Wednesday Word of the Day: Graupel




It's snowing again. The chives from last year have managed a timid reappearance in the pot where they were growing last year, only to be snowed on again. 

With temperatures just around freezing, we sometimes get unusual forms of snow and ice: for example, sometimes the snow forms small, soft pellets instead of normal flakes. A post from Downtown Home and Garden (an outdoor supply store here in Ann Arbor) noted that there's a name for this type of snow: graupel

There might be a few such snow pellets showing in the chive pot. Here's a closer look at some of these pellets on the ground and on our deck:



Graupel seems to fall just when it's around freezing. It often melts off quickly, though sometimes I've seen an accumulation of maybe as much as half-an-inch. An article in the Washington Post, titled "Graupel: The wintry precipitation you’ve never heard of"  says: "The National Weather Service defines graupel as small pellets of ice created when super-cooled water droplets coat, or rime, a snowflake.
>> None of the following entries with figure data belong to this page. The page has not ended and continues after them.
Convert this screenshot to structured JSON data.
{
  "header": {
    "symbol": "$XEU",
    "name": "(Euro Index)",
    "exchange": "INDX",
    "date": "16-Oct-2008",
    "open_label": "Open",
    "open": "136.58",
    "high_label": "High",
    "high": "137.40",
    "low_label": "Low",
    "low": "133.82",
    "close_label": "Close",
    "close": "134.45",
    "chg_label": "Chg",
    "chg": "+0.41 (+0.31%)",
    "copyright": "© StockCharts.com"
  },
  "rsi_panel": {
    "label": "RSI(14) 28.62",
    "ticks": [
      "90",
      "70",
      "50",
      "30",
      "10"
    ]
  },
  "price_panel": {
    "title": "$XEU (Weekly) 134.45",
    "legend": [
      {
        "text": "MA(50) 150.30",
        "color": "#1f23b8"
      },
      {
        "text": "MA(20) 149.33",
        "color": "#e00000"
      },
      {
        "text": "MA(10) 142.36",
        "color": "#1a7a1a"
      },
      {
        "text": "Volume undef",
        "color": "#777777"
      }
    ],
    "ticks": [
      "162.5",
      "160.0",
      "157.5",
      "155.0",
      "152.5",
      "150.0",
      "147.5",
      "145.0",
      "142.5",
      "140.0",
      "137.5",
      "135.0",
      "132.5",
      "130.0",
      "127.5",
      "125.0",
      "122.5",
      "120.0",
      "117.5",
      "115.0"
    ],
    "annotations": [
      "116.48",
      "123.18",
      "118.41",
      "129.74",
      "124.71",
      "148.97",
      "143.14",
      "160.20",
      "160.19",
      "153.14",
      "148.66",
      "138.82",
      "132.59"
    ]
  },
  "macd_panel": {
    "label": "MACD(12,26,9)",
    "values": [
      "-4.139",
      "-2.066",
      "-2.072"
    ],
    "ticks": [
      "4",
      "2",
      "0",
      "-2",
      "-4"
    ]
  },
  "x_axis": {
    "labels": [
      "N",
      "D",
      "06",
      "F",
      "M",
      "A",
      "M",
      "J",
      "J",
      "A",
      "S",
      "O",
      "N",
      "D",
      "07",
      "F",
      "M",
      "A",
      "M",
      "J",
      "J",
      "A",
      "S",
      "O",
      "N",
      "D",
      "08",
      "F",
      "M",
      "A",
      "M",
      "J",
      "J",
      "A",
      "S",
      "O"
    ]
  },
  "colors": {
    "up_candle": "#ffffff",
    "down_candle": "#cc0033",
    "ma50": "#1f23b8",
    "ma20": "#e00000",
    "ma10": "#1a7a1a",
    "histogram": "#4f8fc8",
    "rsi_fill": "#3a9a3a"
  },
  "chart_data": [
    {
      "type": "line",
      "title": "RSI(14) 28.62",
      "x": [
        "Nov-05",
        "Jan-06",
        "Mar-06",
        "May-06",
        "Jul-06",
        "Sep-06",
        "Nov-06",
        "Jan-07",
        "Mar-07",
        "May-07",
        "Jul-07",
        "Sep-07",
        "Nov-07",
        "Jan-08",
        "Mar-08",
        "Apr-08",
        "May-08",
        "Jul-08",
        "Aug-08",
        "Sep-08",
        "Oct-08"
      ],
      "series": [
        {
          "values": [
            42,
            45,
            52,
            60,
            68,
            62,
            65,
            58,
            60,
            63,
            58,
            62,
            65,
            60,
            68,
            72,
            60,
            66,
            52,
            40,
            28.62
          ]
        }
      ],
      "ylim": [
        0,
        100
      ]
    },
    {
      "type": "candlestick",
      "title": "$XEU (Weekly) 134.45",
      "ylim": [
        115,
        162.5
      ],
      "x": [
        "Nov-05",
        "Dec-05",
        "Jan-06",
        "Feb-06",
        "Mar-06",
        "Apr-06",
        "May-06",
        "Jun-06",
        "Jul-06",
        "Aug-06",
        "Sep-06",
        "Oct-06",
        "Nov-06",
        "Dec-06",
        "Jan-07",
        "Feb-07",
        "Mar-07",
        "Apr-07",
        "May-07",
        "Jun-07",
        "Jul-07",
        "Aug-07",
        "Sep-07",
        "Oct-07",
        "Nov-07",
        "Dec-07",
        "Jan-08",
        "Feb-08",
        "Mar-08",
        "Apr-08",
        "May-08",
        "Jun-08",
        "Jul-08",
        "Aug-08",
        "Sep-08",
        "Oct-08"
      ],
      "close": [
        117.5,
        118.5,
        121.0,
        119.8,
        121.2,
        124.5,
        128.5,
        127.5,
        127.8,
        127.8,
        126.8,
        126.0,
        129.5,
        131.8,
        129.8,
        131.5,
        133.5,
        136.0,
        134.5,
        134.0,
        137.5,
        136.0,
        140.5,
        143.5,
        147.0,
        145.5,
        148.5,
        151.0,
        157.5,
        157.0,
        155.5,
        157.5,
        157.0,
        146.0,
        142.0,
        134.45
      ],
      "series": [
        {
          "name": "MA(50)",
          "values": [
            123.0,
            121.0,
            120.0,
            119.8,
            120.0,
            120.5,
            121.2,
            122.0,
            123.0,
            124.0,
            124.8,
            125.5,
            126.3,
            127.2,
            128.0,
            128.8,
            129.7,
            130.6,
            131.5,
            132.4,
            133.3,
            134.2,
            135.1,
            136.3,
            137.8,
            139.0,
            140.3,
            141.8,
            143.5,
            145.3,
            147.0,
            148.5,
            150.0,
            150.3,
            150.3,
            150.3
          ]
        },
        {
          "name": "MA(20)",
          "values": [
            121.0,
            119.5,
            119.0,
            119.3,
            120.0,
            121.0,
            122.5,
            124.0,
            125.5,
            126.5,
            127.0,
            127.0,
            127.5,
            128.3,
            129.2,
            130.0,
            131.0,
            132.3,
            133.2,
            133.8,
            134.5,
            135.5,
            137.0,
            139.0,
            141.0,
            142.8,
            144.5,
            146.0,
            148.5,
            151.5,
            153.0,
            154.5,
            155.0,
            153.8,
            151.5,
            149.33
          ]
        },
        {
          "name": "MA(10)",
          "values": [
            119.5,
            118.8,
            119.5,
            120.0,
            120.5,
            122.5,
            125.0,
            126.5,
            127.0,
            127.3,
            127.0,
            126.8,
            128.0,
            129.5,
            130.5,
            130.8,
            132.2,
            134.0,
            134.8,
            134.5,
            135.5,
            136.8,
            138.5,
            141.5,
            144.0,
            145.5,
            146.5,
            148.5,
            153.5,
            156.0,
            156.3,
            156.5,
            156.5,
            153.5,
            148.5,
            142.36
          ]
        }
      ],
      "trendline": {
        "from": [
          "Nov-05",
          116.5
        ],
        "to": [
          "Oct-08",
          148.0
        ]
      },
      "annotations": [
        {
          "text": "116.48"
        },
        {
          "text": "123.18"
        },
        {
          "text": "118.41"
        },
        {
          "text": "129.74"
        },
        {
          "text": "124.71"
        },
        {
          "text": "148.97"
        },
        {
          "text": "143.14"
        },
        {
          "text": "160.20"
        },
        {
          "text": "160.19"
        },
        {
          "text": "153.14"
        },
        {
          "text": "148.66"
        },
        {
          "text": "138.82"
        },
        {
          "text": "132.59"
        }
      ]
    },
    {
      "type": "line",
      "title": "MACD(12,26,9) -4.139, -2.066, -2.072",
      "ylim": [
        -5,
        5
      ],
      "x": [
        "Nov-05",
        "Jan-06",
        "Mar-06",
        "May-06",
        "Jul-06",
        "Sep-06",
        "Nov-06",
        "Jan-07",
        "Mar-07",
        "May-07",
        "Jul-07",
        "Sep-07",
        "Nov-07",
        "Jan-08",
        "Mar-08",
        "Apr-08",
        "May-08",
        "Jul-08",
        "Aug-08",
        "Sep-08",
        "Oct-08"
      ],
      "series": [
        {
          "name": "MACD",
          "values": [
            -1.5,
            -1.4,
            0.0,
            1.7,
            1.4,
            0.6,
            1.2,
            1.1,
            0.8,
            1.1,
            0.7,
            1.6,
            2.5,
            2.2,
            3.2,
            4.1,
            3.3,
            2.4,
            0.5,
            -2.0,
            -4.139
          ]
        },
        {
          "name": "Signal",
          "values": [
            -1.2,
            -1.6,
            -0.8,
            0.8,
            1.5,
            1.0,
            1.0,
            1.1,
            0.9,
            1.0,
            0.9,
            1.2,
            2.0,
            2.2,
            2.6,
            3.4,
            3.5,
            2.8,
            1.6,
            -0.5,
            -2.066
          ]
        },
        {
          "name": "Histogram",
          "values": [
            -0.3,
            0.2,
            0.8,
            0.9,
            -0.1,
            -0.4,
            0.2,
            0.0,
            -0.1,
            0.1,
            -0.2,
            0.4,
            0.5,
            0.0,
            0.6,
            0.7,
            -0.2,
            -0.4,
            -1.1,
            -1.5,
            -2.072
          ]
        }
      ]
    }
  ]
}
Graupel pellets are cloudy or white — not clear like sleet — and often are mistaken for small hail." 

The Post also included this table of names for various types of precipitation:


Pullum's Essay Collection
At this point, someone is surely going to mention that English may have several words for snow -- including the obscure graupel -- but the Eskimos have hundreds, if not thousands of words for snow because they know so much more about snow than we do: a myth that just won't die. Linguist Geoffrey K. Pullum has been trying to correct public misconceptions about this matter for years. In 1989 he wrote an essay titled "The Great Eskimo Vocabulary Hoax" (available online here) which was later included in a collection of essays by the same name. He wrote:
"Never does a month (or in all probability a week) go by without yet another publication of the familiar claim about the wondrous richness of the Eskimo conceptual scheme: hundreds of words for different grades and types of snow, a lexicographical winter wonderland, the quintessential demonstration of how primitive minds categorize the world so differently from us. ... The fact is that the myth of the multiple words for snow is based on almost nothing at all. It is a kind of accidentally developed hoax perpetrated by the anthropological linguistics community on itself."
Pullum's essay puts this myth in perspective:
"Among the many depressing things about this credulous transmission and elaboration of a false claim is that even if there were a large number of roots for different snow types in some Arctic language, this would not, objectively, be intellectually interesting; it would be a most mundane and unremarkable fact.  
"Horsebreeders have various names for breeds, sizes, and ages of horses; botanists have names for leaf shapes; interior decorators have names for shades of mauve; printers have many different names for different fonts (Caslon, Garamond, Helvetica, Times Roman, and so on), naturally enough. If these obvious truths of specialization are supposed to be interesting facts about language, thought, and culture, then I'm sorry, but include me out."
Despite Pullum's best efforts, references to the supposedly snow-rich Eskimo vocabulary continue to appear, as well as articles about the origins and truth of this notion. In response to one such claim that appeared in 2013, he wrote a post at Language Log where he says of efforts to correct the myth:
"No one will pay attention to such details now. New Scientist and the Washington Post have announced that Boas [the first anthropologist to mention the topic] claimed there were fifty snow lexemes and that new research has now confirmed this; so everyone will believe that, since they wanted to believe it anyway, and they will keep on repeating the same drivel about things-people-have-multiple-words-for that they have so often repeated in the past. A depressing prospect, but it seems inevitable."

4 comments:

bermudaonion said...

Thankfully we don't get much of the white stuff in any form down here. We're supposed to be in the 80s today.

Kitchen Riffs said...

What a terrific post! SO INTERESTING! And I got to learn a new word. I've observed graupel before but had no clue what I was looking at. I just thought it was snowy sleet or something similar. Really fun read -- thanks.

Margot said...

Thanks for the close up picture of today's new word. I'm pretty sure I've seen graupel before as I've spent most of my life in snow country. At least it looks familiar. I like the little chart too. Thanks Mae.

Jeanie said...

I had NO idea! I was on my way to a reception when this stuff started and I thought "thank goodness it's inside." About 5 last Wednesday. Thanks for this!